上述の実施形態においては、突出部40とPCU50とが支持ブラケット51を介して上方側から締結されているが、突出部40と支持ブラケット51とを締結する方向は、突出部40の支持ブラケット51への取り付け作業が容易な方向であれば、各種の方向を採用することが可能である。例えば、横方向からの取り付けが容易な場合は、横方向から締結されるものであっても良い。また、支持ブラケット51の形状は、PCU50の形状に合わせて任意の形状とすることが可能である。また、支持ブラケット51は、複数設けられるものであっても良い。また、締結は、ボルトによるものだけではなく、各種の締結手段を採用できる。
上述の実施形態においては、側方保護部20及び傾斜部30のいずれか一方又は双方に設けられる抜き孔22が、縦方向補強ビード33の軸線方向延長上に設けられているが、強度が確保できるものであれば、各種の位置に抜き孔22を形成することが可能である。
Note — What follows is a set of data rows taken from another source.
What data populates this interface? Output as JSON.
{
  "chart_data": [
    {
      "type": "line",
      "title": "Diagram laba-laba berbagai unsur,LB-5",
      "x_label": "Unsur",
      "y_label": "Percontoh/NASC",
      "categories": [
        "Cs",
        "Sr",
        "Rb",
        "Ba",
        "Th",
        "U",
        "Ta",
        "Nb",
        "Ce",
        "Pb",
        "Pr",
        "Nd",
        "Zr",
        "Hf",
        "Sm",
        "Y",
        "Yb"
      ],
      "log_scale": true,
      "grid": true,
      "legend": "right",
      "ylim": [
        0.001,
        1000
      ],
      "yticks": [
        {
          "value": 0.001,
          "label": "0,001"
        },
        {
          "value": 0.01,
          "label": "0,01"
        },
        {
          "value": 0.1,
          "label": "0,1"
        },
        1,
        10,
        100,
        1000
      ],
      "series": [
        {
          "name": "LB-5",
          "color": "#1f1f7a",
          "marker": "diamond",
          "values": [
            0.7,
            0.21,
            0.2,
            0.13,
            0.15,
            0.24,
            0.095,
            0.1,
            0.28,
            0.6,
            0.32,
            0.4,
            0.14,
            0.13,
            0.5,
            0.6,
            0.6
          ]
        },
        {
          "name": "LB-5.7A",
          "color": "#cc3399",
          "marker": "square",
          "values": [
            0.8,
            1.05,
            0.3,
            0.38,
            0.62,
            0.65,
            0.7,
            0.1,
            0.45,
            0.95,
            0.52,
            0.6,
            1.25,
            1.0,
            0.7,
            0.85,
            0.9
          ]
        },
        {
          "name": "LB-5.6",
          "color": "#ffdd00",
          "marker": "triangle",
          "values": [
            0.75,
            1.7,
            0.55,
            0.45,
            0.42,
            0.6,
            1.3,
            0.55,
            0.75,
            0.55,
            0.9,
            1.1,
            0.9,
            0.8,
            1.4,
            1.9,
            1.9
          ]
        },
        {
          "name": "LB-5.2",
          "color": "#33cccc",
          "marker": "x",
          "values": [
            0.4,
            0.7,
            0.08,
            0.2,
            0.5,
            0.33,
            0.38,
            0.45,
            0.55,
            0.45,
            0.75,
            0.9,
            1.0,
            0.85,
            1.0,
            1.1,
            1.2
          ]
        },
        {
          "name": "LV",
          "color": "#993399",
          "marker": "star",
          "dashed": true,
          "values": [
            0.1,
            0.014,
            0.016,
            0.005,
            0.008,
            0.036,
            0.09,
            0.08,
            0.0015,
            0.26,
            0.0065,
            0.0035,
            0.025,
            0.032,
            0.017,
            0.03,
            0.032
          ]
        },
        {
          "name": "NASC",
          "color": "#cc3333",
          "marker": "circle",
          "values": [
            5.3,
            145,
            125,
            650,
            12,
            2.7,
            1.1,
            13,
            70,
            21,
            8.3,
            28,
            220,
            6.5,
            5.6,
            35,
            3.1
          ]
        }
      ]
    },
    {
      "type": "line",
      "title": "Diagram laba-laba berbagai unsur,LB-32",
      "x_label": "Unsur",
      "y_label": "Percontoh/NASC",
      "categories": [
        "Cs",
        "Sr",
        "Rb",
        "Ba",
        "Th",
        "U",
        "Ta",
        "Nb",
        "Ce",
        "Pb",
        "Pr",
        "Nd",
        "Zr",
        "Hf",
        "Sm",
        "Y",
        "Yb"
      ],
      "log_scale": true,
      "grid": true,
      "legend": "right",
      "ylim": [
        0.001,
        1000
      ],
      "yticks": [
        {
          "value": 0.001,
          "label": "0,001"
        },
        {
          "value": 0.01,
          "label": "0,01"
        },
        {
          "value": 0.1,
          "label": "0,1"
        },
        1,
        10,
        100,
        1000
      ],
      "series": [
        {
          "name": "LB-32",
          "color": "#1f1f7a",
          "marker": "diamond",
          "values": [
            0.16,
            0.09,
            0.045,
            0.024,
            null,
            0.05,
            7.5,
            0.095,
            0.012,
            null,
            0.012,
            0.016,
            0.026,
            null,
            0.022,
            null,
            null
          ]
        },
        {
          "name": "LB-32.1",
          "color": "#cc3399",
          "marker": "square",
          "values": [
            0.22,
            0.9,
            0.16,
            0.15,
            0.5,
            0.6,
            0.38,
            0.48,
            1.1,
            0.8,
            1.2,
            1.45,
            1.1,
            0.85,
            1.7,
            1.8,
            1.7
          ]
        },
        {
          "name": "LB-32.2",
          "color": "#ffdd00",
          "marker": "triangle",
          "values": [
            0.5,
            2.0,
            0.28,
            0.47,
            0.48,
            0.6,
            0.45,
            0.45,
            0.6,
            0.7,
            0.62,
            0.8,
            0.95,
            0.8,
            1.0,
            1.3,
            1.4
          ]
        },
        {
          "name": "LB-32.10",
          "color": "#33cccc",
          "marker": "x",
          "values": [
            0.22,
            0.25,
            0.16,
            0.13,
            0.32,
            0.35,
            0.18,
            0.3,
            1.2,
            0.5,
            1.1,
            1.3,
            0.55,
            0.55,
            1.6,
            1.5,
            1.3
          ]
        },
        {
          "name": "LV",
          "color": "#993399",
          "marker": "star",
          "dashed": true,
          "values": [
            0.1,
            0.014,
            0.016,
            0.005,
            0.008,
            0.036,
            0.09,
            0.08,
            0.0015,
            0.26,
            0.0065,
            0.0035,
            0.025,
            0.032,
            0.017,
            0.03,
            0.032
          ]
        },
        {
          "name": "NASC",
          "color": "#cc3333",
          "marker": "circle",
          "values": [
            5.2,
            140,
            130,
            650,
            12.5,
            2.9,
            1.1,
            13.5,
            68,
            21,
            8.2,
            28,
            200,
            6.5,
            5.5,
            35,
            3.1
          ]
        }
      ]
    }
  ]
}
抜き孔22の形状や大きさは、必要な剛性に応じて任意のものとすることができる。
上述の実施形態においては、第一部材3がダッシュパネルであり、第二部材4がワイパー等を収容するカウルであるが、第一部材3及び第二部材4には、各種の部材を採用することが可能である。第一部材3及び第二部材4は、車体のフレームの一部だけではなく、車両1に搭載される各種の部材であっても良い。
上述の実施形態においては、保護部材10が支持ブラケット51を介してPCU50に取り付けられることにより保護構造11が形成されているが、保護構造11は、保護部材10がPCU50に取り付けられるものであれば、各種の手段を採用できる。例えば、突出部40が直接的にPCU50に締結されるものであっても良い。
本発明の保護部材は、ハイブリッド車や電気自動車等に搭載されるPCUの保護部材として利用が可能である。
1 車両
2 駆動部収容室
3 ダッシュパネル(第一部材)
4 カウル(第二部材)
10 保護部材
11 保護構造
12 本体部
20 側方保護部
21 横方向補強ビード
22 抜き孔
30 傾斜部
33 縦方向補強ビード
33a 縦方向補強ビード
33b 縦方向補強ビード
33c 縦方向補強ビード
40 突出部
40a 第一突出部
40b 第一突出部
40c 第二突出部
50 PCU(パワーコントロールユニット)
51 支持ブラケット

Claims (2)

  1. 車両に形成された駆動部収容室の内部に配置されるパワーコントロールユニットの保護部材であって、
    前記保護部材は、本体部と、突出部とを有し、
    前記本体部は、
    前記パワーコントロールユニットの側面と対向して配置される側方保護部と、
    前記側方保護部の上端と傾斜状態で連結された傾斜部とを有し、
    前記突出部は、
    前記傾斜部及び前記側方保護部の幅方向一方側の端部側に設けられた第一突出部と、
    前記傾斜部及び前記側方保護部の幅方向他方側の端部側に設けられた第二突出部とを有し、前記傾斜部及び前記側方保護部の幅方向の端部側において、前記パワーコントロールユニットに向けて突き出しており、
    前記第一突出部及び前記第二突出部の一方が、前記パワーコントロールユニットに対して締結され、他方が前記パワーコントロールユニットの側面と離間した状態に配置されていることを特徴とする保護部材。
  2. 前記第一突出部と前記第二突出部との間には、幅方向に沿って横方向補強ビードが配置されることを特徴とする請求項1に記載の保護部材。